The process is meticulous, with double and triple checks to ensure that no student’s work is misplaced, and that no child’s name is misspelled on their certificate of participation.

This year’s judges were prolific artist and teacher Ray Jacob, who judged the elementary 2-D art; the Garden Grove Unified School District’s retired Coordinator of Fine Arts, Bernie Jones, who judged the secondary-level 2-D art; and Festival of Arts exhibitor and art professor Pat Sparkuhl, who judged the 3-D entries.

Thirteen high school students will receive scholarships to attend the college’s summer Portfolio Development Class.

The scholarship winners will be honored at a reception on the exhibition’s opening day.

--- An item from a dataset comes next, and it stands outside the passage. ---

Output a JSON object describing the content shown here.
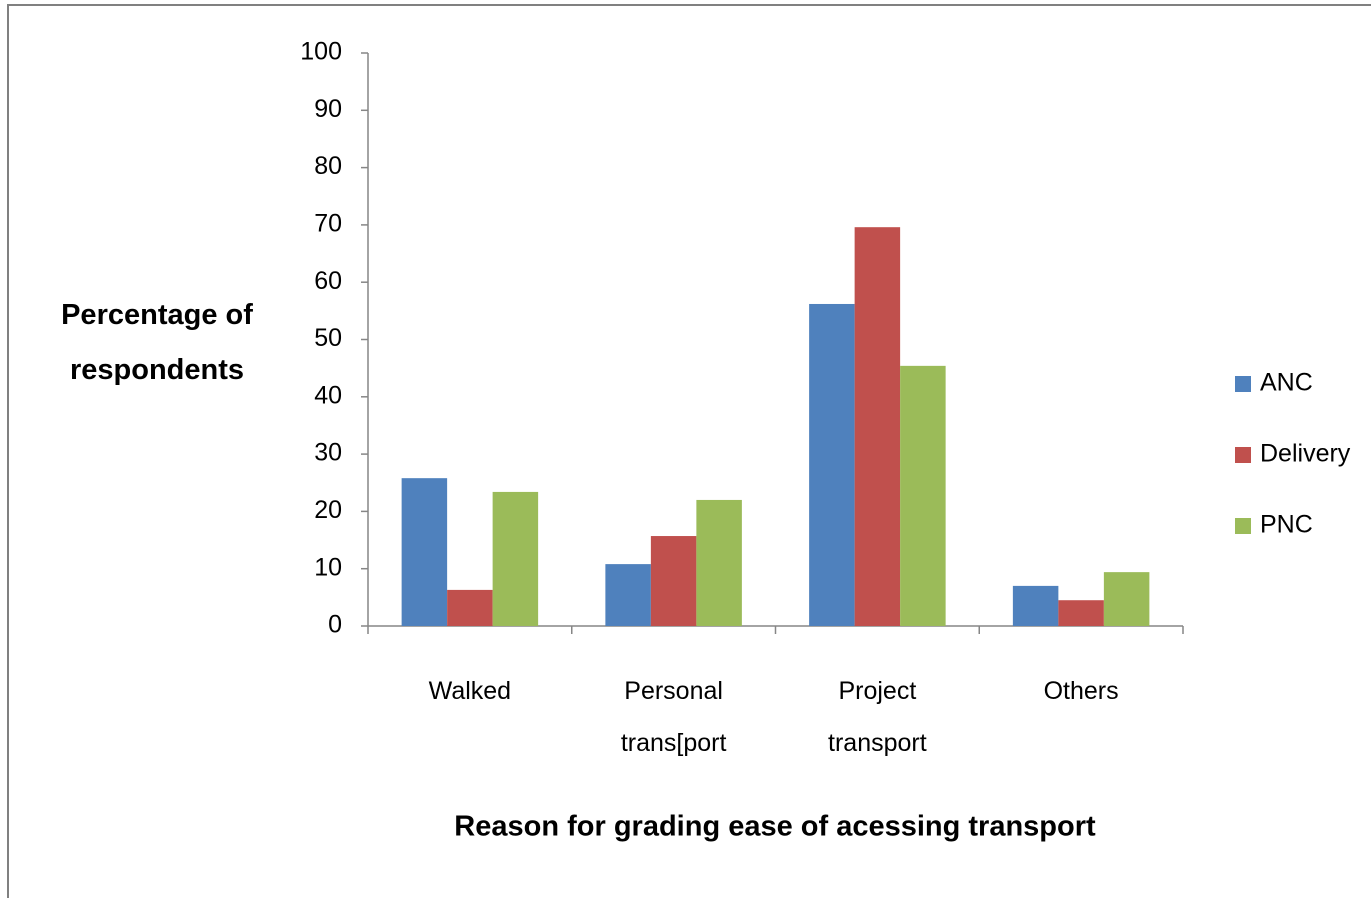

Lawrence is also president and a founding member of Designing Women, a volunteer support group for the college that puts the event together each year.

In addition to many second-generation entrants, Lawrence has also witnessed past winners who have gone on to teach children who now submit their own work.

A student from Shanghai who attended a school in Orange produced a gouache that struck Lawrence’s eye; the student earned a Color It Orange scholarship, showed at the Chinese Contemporary Art Gallery and now sends her own students’ work to be judged at Color It Orange.

One of her students will find out soon that they have won a scholarship, bringing the process full-circle.